Questions: Population Attributable Risk and Disease Burden Estimation
5 questions to test your understanding
Score: 0 / 5
Question 1 Multiple Choice
A genetic variant multiplies lung cancer risk 50-fold (RR = 50) but is carried by only 0.2% of the population. A smoking-cessation campaign targets a risk factor with RR = 3 that affects 30% of the population. Using PAR% = p(RR−1) / [p(RR−1) + 1], which intervention would prevent more cancer cases?
AGenetic screening — the 50-fold relative risk clearly dominates
BThe smoking-cessation campaign — high prevalence means smoking's PAR far exceeds the genetic variant's
CThey are equal because PAR is determined solely by relative risk
DGenetic screening — rare, severe risk factors always take priority in public health
Genetic variant: PAR ≈ 0.002 × 49 / (0.002 × 49 + 1) ≈ 9%. Smoking: PAR ≈ 0.30 × 2 / (0.30 × 2 + 1) ≈ 37.5%. Despite the dramatically higher relative risk, the genetic variant's tiny prevalence limits its population impact. Smoking's moderate risk applied to a large population prevents far more cases in absolute terms. This is the core lesson: PAR depends on both RR and prevalence, and high RR alone does not determine population impact.

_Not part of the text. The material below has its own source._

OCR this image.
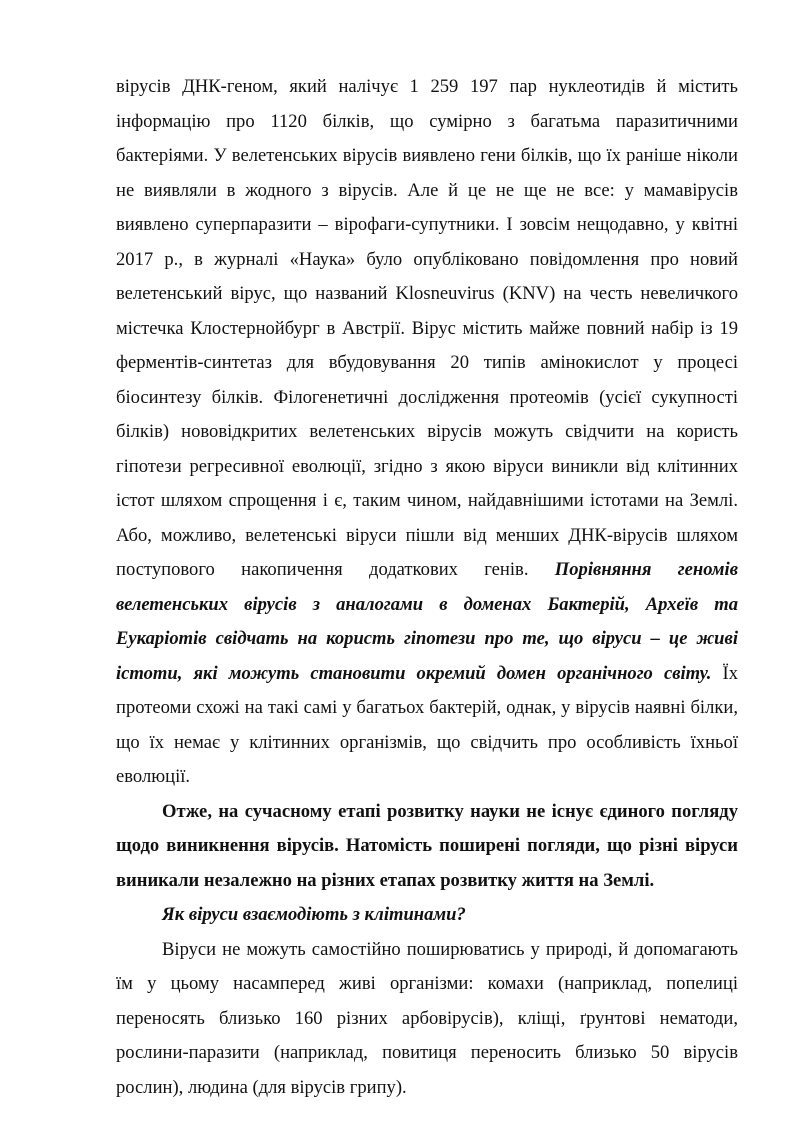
вірусів ДНК-геном, який налічує 1 259 197 пар нуклеотидів й містить інформацію про 1120 білків, що сумірно з багатьма паразитичними бактеріями. У велетенських вірусів виявлено гени білків, що їх раніше ніколи не виявляли в жодного з вірусів. Але й це не ще не все: у мамавірусів виявлено суперпаразити – вірофаги-супутники. І зовсім нещодавно, у квітні 2017 р., в журналі «Наука» було опубліковано повідомлення про новий велетенський вірус, що названий Klosneuvirus (KNV) на честь невеличкого містечка Клостернойбург в Австрії. Вірус містить майже повний набір із 19 ферментів-синтетаз для вбудовування 20 типів амінокислот у процесі біосинтезу білків. Філогенетичні дослідження протеомів (усієї сукупності білків) нововідкритих велетенських вірусів можуть свідчити на користь гіпотези регресивної еволюції, згідно з якою віруси виникли від клітинних істот шляхом спрощення і є, таким чином, найдавнішими істотами на Землі. Або, можливо, велетенські віруси пішли від менших ДНК-вірусів шляхом поступового накопичення додаткових генів. Порівняння геномів велетенських вірусів з аналогами в доменах Бактерій, Археїв та Еукаріотів свідчать на користь гіпотези про те, що віруси – це живі істоти, які можуть становити окремий домен органічного світу. Їх протеоми схожі на такі самі у багатьох бактерій, однак, у вірусів наявні білки, що їх немає у клітинних організмів, що свідчить про особливість їхньої еволюції.

Отже, на сучасному етапі розвитку науки не існує єдиного погляду щодо виникнення вірусів. Натомість поширені погляди, що різні віруси виникали незалежно на різних етапах розвитку життя на Землі.

Як віруси взаємодіють з клітинами?

Віруси не можуть самостійно поширюватись у природі, й допомагають їм у цьому насамперед живі організми: комахи (наприклад, попелиці переносять близько 160 різних арбовірусів), кліщі, ґрунтові нематоди, рослини-паразити (наприклад, повитиця переносить близько 50 вірусів рослин), людина (для вірусів грипу).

Question 2 Multiple Choice
A study reports smoking PAR for cardiovascular disease = 35%, physical inactivity PAR = 25%, and hypertension PAR = 20%. A student concludes that eliminating all three risk factors would prevent 80% of cardiovascular cases. What is wrong with this reasoning?
APAR values can sum above 100%, making the calculation technically valid
BRisk factors co-occur and their effects overlap, so individual PARs cannot simply be added
CPAR measures individual risk, not population burden, so it cannot be summed across groups
DThe student forgot to weight each PAR by the intervention's effectiveness
PARs for different risk factors in the same disease do not add linearly because the same patient may simultaneously be a smoker, physically inactive, and hypertensive. That patient appears in all three PAR estimates. Summing them double- or triple-counts overlapping cases. The actual preventable burden from eliminating all three is bounded by 100% and is less than the arithmetic sum of individual PARs. PARs are best used for *ranking* risk factors' relative contributions, not for summing.
Question 3 True / False
A risk factor with a very high relative risk (e.g., RR = 100) usually has a larger population attributable risk than a risk factor with a moderate relative risk (e.g., RR = 5).
TTrue
FFalse
Answer: False
This is exactly the misconception PAR is designed to correct. PAR depends on both relative risk AND exposure prevalence. A risk factor with RR = 100 but prevalence 0.01% has a tiny PAR — almost no one is exposed, so eliminating it prevents almost no cases. A risk factor with RR = 5 affecting 40% of the population has a large PAR — the moderate individual risk is multiplied across a huge exposed group. Prevalence and relative risk together determine population impact.
Question 4 True / False
Population attributable risk represents an upper bound on preventable disease burden, not a prediction of what any specific intervention will actually achieve.
TTrue
FFalse
Answer: True
PAR assumes complete elimination of the exposure — a theoretical ideal. Real-world interventions rarely achieve 100% reduction in a risk factor across an entire population. Smoking rates, dietary patterns, and physical activity are shaped by environment, culture, economics, and psychology, and change slowly and incompletely in response to policy. PAR therefore sets a ceiling on what is theoretically preventable, not a forecast of any particular intervention's outcome. Its power is comparative: ranking which risk factors offer the greatest return on intervention investment.
Question 5 Short Answer
Explain why two risk factors with very different relative risks might have similar population attributable risks.
Think about your answer, then reveal below.
Model answer: PAR depends on both the relative risk (strength of the association) and the prevalence of the exposure in the population. A high-RR risk factor that is very rare contributes little to overall disease burden because few people are exposed. A moderate-RR risk factor that is very common contributes substantially because that modest individual risk is multiplied across a large proportion of the population. When the lower-RR factor has sufficiently higher prevalence, its PAR can equal or exceed that of the rarer but stronger risk factor.
The formula PAR% = p(RR−1) / [p(RR−1) + 1] makes this explicit: the numerator involves both p and (RR−1). A small p × large (RR−1) can equal a large p × small (RR−1). This is why public health interventions targeting common, moderately-sized risks often prevent more disease than targeting rare, large risks.